Iona nodded, though her chest still felt tight. “I ken. I do.”
And that, perhaps, was the strangest part of all.
She felt him arrive before she saw him. Iona turned slightly to take in the sight of him.
His gaze moved across the room first, taking in Caitlin among ribbons, Erin upon her throne by the window, Lennox burdened with furniture, Jamie on the bed with a doll tucked beneath her arm. Then he looked at Iona.

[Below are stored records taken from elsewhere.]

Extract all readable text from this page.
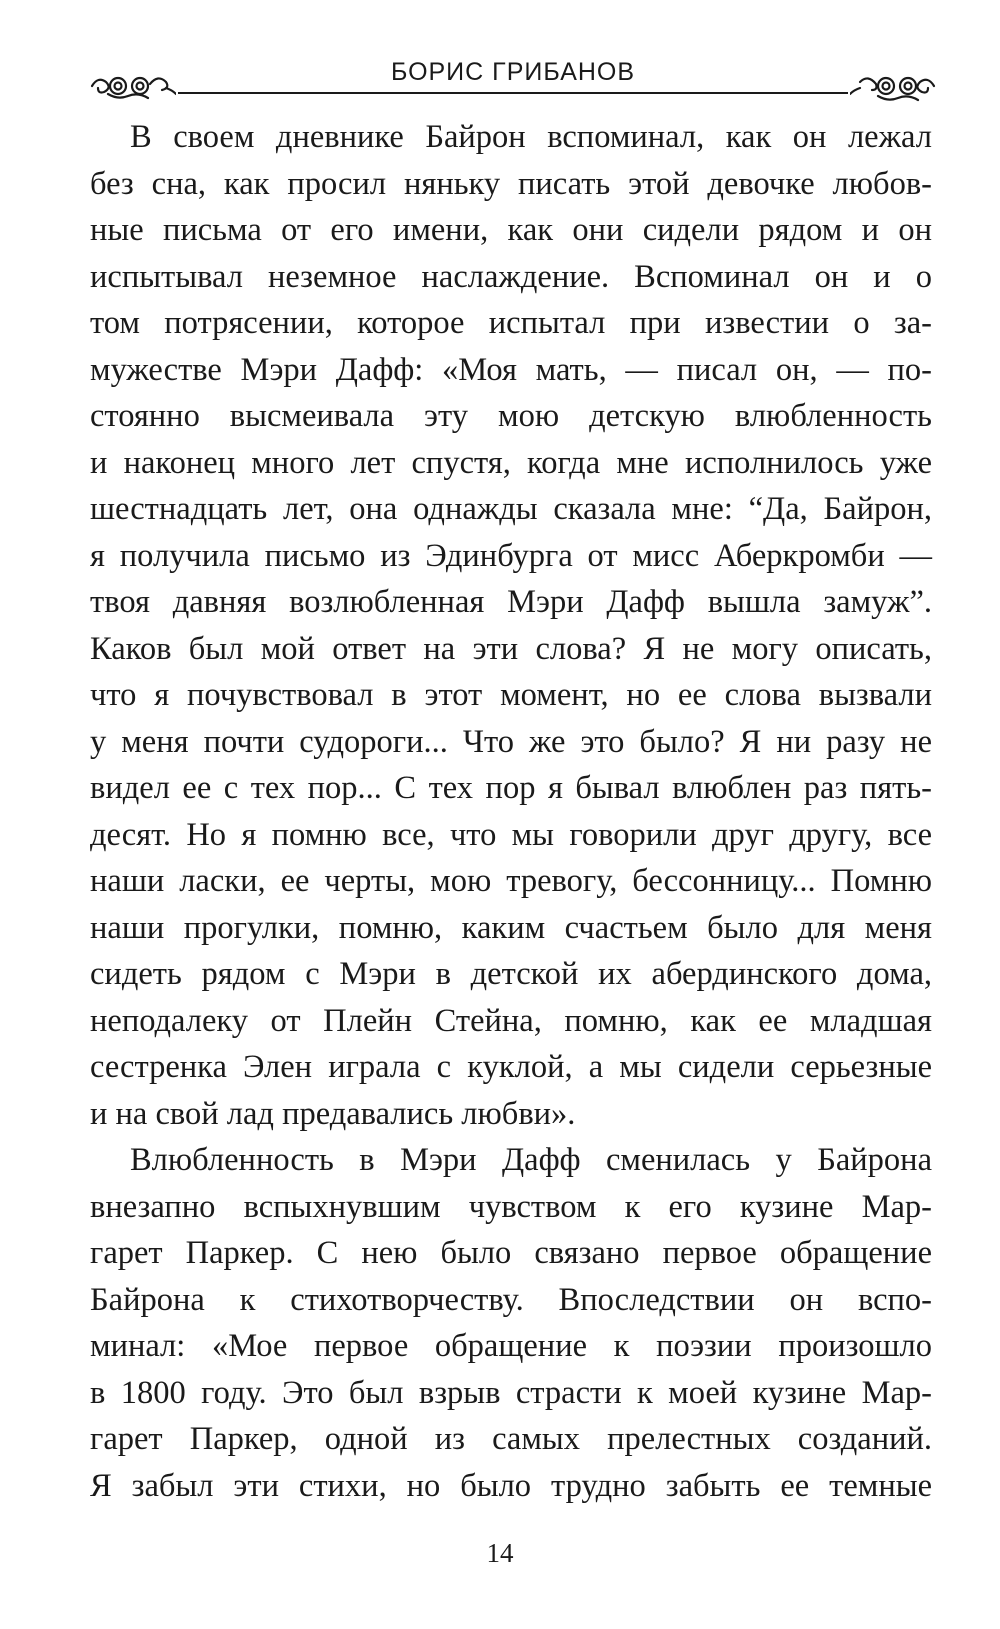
БОРИС ГРИБАНОВ
В своем дневнике Байрон вспоминал, как он лежал
без сна, как просил няньку писать этой девочке любов-
ные письма от его имени, как они сидели рядом и он
испытывал неземное наслаждение. Вспоминал он и о
том потрясении, которое испытал при известии о за-
мужестве Мэри Дафф: «Моя мать, — писал он, — по-
стоянно высмеивала эту мою детскую влюбленность
и наконец много лет спустя, когда мне исполнилось уже
шестнадцать лет, она однажды сказала мне: “Да, Байрон,
я получила письмо из Эдинбурга от мисс Аберкромби —
твоя давняя возлюбленная Мэри Дафф вышла замуж”.
Каков был мой ответ на эти слова? Я не могу описать,
что я почувствовал в этот момент, но ее слова вызвали
у меня почти судороги... Что же это было? Я ни разу не
видел ее с тех пор... С тех пор я бывал влюблен раз пять-
десят. Но я помню все, что мы говорили друг другу, все
наши ласки, ее черты, мою тревогу, бессонницу... Помню
наши прогулки, помню, каким счастьем было для меня
сидеть рядом с Мэри в детской их абердинского дома,
неподалеку от Плейн Стейна, помню, как ее младшая
сестренка Элен играла с куклой, а мы сидели серьезные
и на свой лад предавались любви».
Влюбленность в Мэри Дафф сменилась у Байрона
внезапно вспыхнувшим чувством к его кузине Мар-
гарет Паркер. С нею было связано первое обращение
Байрона к стихотворчеству. Впоследствии он вспо-
минал: «Мое первое обращение к поэзии произошло
в 1800 году. Это был взрыв страсти к моей кузине Мар-
гарет Паркер, одной из самых прелестных созданий.
Я забыл эти стихи, но было трудно забыть ее темные
14
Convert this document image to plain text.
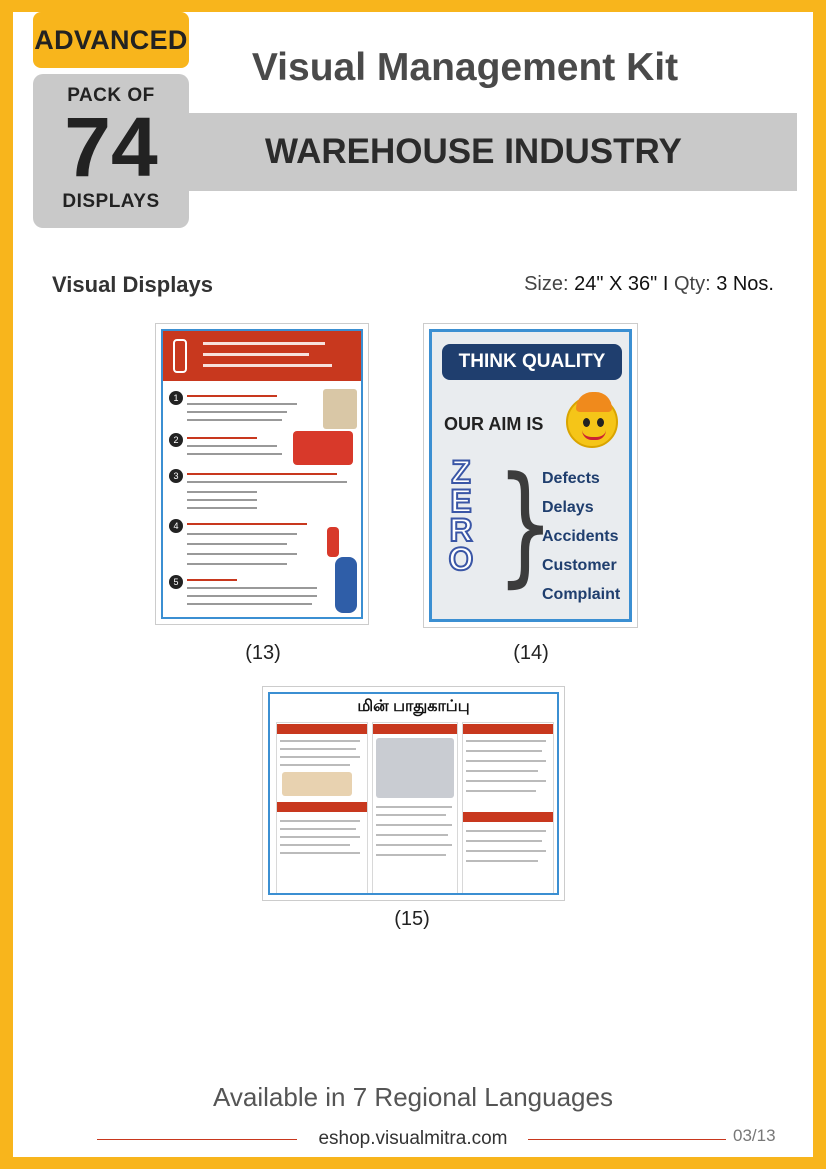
ADVANCED
PACK OF
74
DISPLAYS
Visual Management Kit
WAREHOUSE INDUSTRY
Visual Displays	Size: 24" X 36" I Qty: 3 Nos.
1
2
3
4
5
(13)
THINK QUALITY
OUR AIM IS
Z
E
R
O }
Defects
Delays
Accidents
Customer
Complaint
(14)
மின் பாதுகாப்பு
(15)
Available in 7 Regional Languages
eshop.visualmitra.com	03/13
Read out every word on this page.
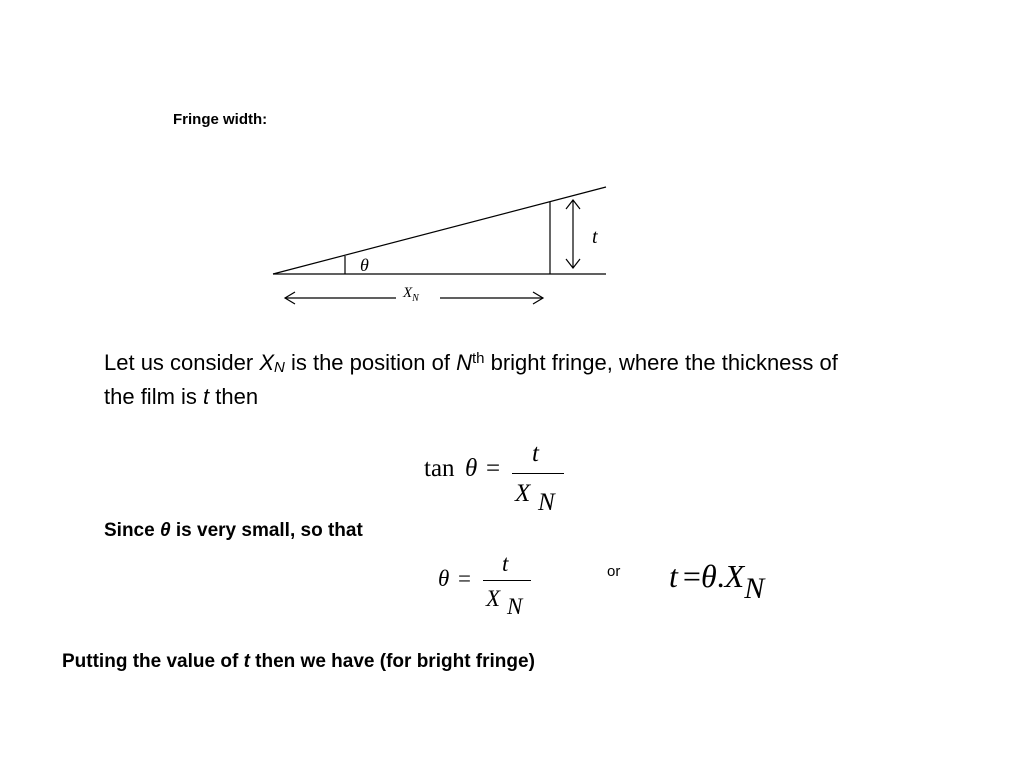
Fringe width:
θ
t
$X_N$
Let us consider $X_N$ is the position of $N^{th}$ bright fringe, where the thickness of the film is t then
tan θ =
t
X N
Since θ is very small, so that
θ =
t
X N
or t =θ.XN
Putting the value of t then we have (for bright fringe)
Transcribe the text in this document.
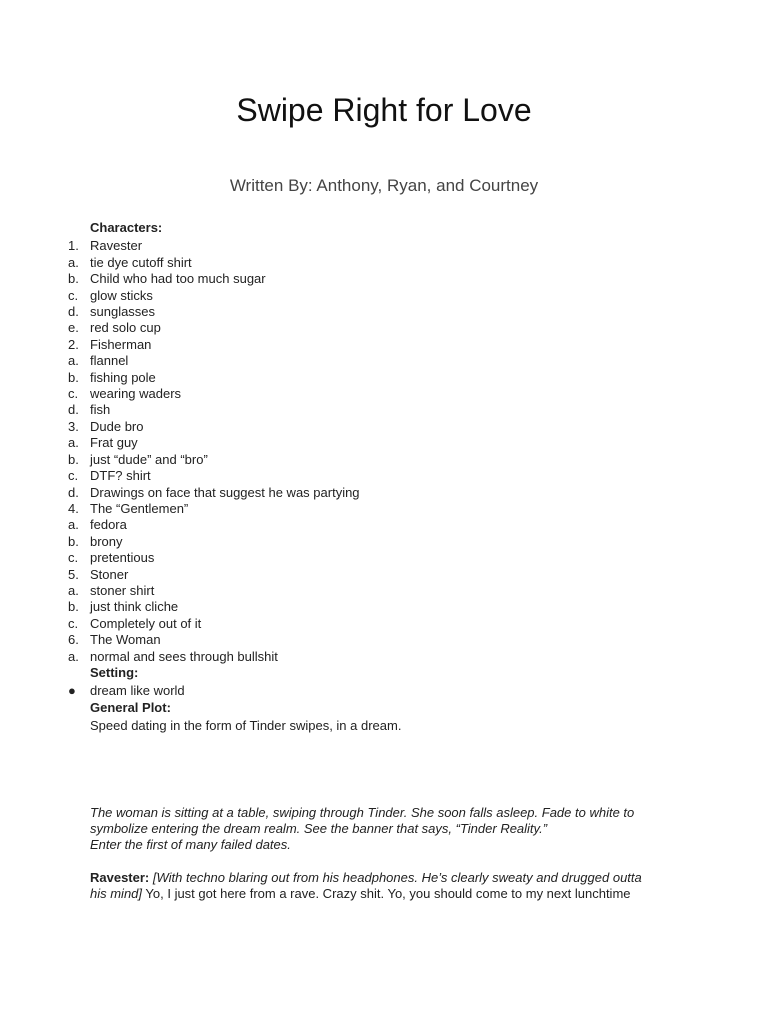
Swipe Right for Love
Written By: Anthony, Ryan, and Courtney
Characters:
1. Ravester
a. tie dye cutoff shirt
b. Child who had too much sugar
c. glow sticks
d. sunglasses
e. red solo cup
2. Fisherman
a. flannel
b. fishing pole
c. wearing waders
d. fish
3. Dude bro
a. Frat guy
b. just “dude” and “bro”
c. DTF? shirt
d. Drawings on face that suggest he was partying
4. The “Gentlemen”
a. fedora
b. brony
c. pretentious
5. Stoner
a. stoner shirt
b. just think cliche
c. Completely out of it
6. The Woman
a. normal and sees through bullshit
Setting:
●	dream like world
General Plot:
Speed dating in the form of Tinder swipes, in a dream.
The woman is sitting at a table, swiping through Tinder. She soon falls asleep. Fade to white to
symbolize entering the dream realm. See the banner that says, “Tinder Reality.”
Enter the first of many failed dates.
Ravester: [With techno blaring out from his headphones. He’s clearly sweaty and drugged outta
his mind] Yo, I just got here from a rave. Crazy shit. Yo, you should come to my next lunchtime
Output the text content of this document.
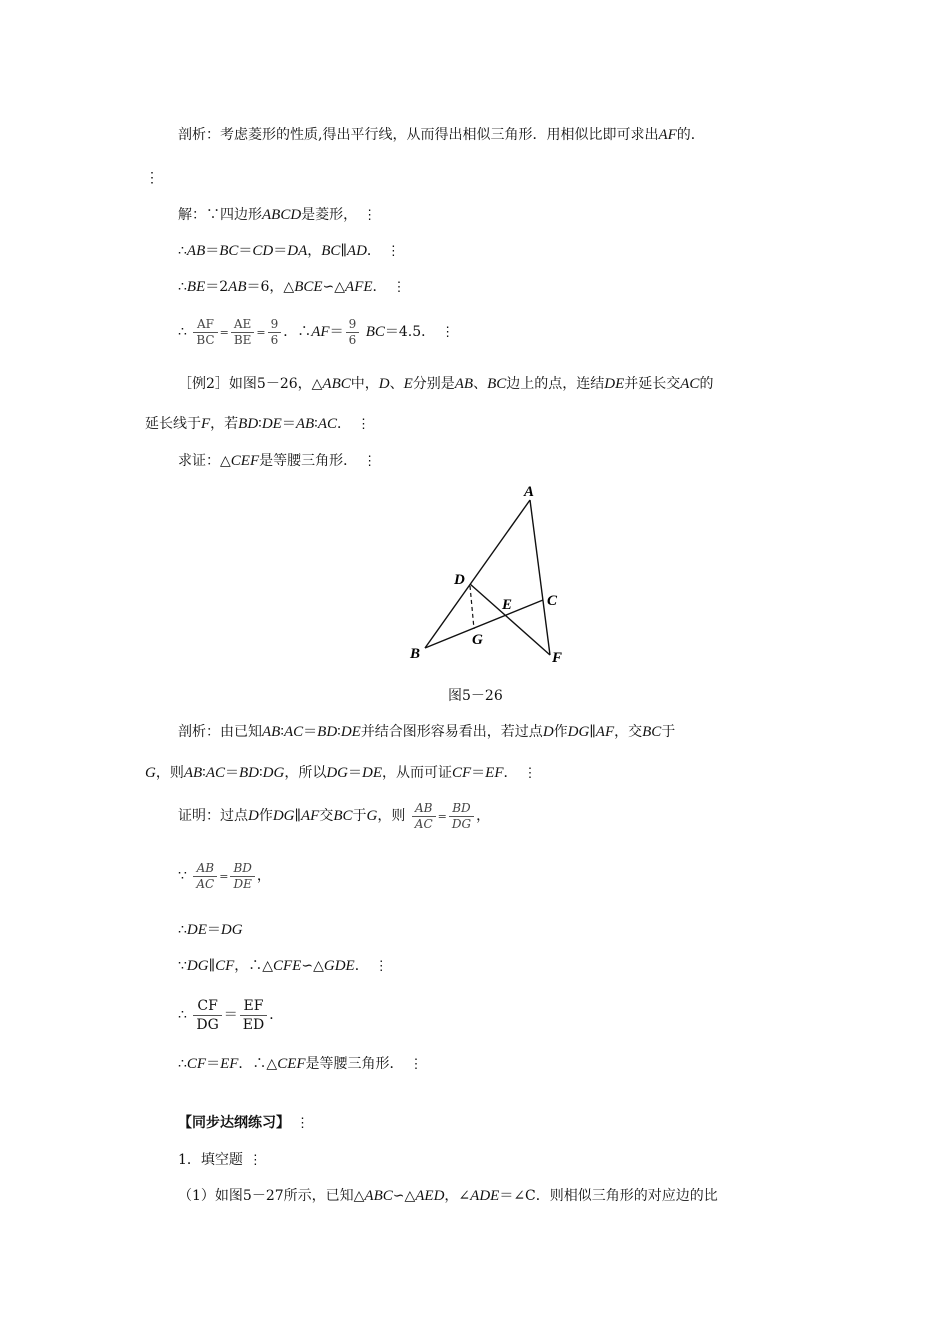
剖析：考虑菱形的性质,得出平行线，从而得出相似三角形．用相似比即可求出AF的．
⋮
解：∵四边形ABCD是菱形， ⋮
∴AB＝BC＝CD＝DA，BC∥AD． ⋮
∴BE＝2AB＝6，△BCE∽△AFE． ⋮
∴ $\frac{AF}{BC} = \frac{AE}{BE} = \frac{9}{6}$ ．∴AF＝ $\frac{9}{6} BC=4.5$． ⋮
［例2］如图5－26，△ABC中，D、E分别是AB、BC边上的点，连结DE并延长交AC的
延长线于F，若BD∶DE＝AB∶AC． ⋮
求证：△CEF是等腰三角形． ⋮
A
B
C
D
E
F
G
图5－26
剖析：由已知AB∶AC＝BD∶DE并结合图形容易看出，若过点D作DG∥AF，交BC于
G，则AB∶AC＝BD∶DG，所以DG＝DE，从而可证CF＝EF． ⋮
证明：过点D作DG∥AF交BC于G，则 $\frac{AB}{AC} = \frac{BD}{DG}$ ，
∵ $\frac{AB}{AC} = \frac{BD}{DE}$ ，
∴DE＝DG
∵DG∥CF，∴△CFE∽△GDE． ⋮
∴ $\frac{CF}{DG} = \frac{EF}{ED}$ ．
∴CF＝EF．∴△CEF是等腰三角形． ⋮
【同步达纲练习】 ⋮
1．填空题 ⋮
（1）如图5－27所示，已知△ABC∽△AED，∠ADE＝∠C．则相似三角形的对应边的比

The room shifted quietly around that look.
He crossed to her with the same calm purpose he brought to everything else, though the warmth in his eyes belonged to no laird conducting household business.
“I have come to rescue ye,” he said.
“From what?” she asked.
He glanced over her shoulder toward the room at large. “From all of this.”
Caitlin made a disbelieving sound. “She is the bride. She is meant to be in the middle of all this.”
“Aye,” Frederick said. “And she is already being ordered about by three people and a fourth who claims nae to be afraid of an old healer.”
Lennox, still holding a stool, muttered, “I said nothin’ of the kind.”
Frederick ignored him and turned back to Iona. “Come with me.”
She frowned faintly, though more from surprise than resistance. “Where?”
“A walk.”
“That again?”
“Aye.”
Iona let him draw her only a few steps into the corridor before she stopped. “Frederick.”
He paused and turned back toward her.
“I cannot simply leave all of that,” she said, gesturing toward the room they had just quitted, where Caitlin’s voice could still be heard arguing with Erin over whether greenery ought to drape or loop.
“Ye can,” he said. “Watch.”
He stepped back to the doorway. “Maither, she is with me for a quarter hour.”
Caitlin waved a hand without even turning. “Take an hour. I have Erin and Lennox.”
Lennox looked deeply offended. Erin looked delighted.
Frederick returned his attention to Iona with quiet satisfaction. “There.”
She shook her head as she went with him, unable to stop smiling.
They walked no farther than the southern gallery overlooking the lower court, but even that short distance seemed to thin the noise of the keep around them.
Sunlight spilled over the stone, warming the wall beneath her hand when she rested it there.
Below, a pair of stable boys crossed the yard carrying tack between them.
Somewhere farther off, someone was singing badly while hauling water.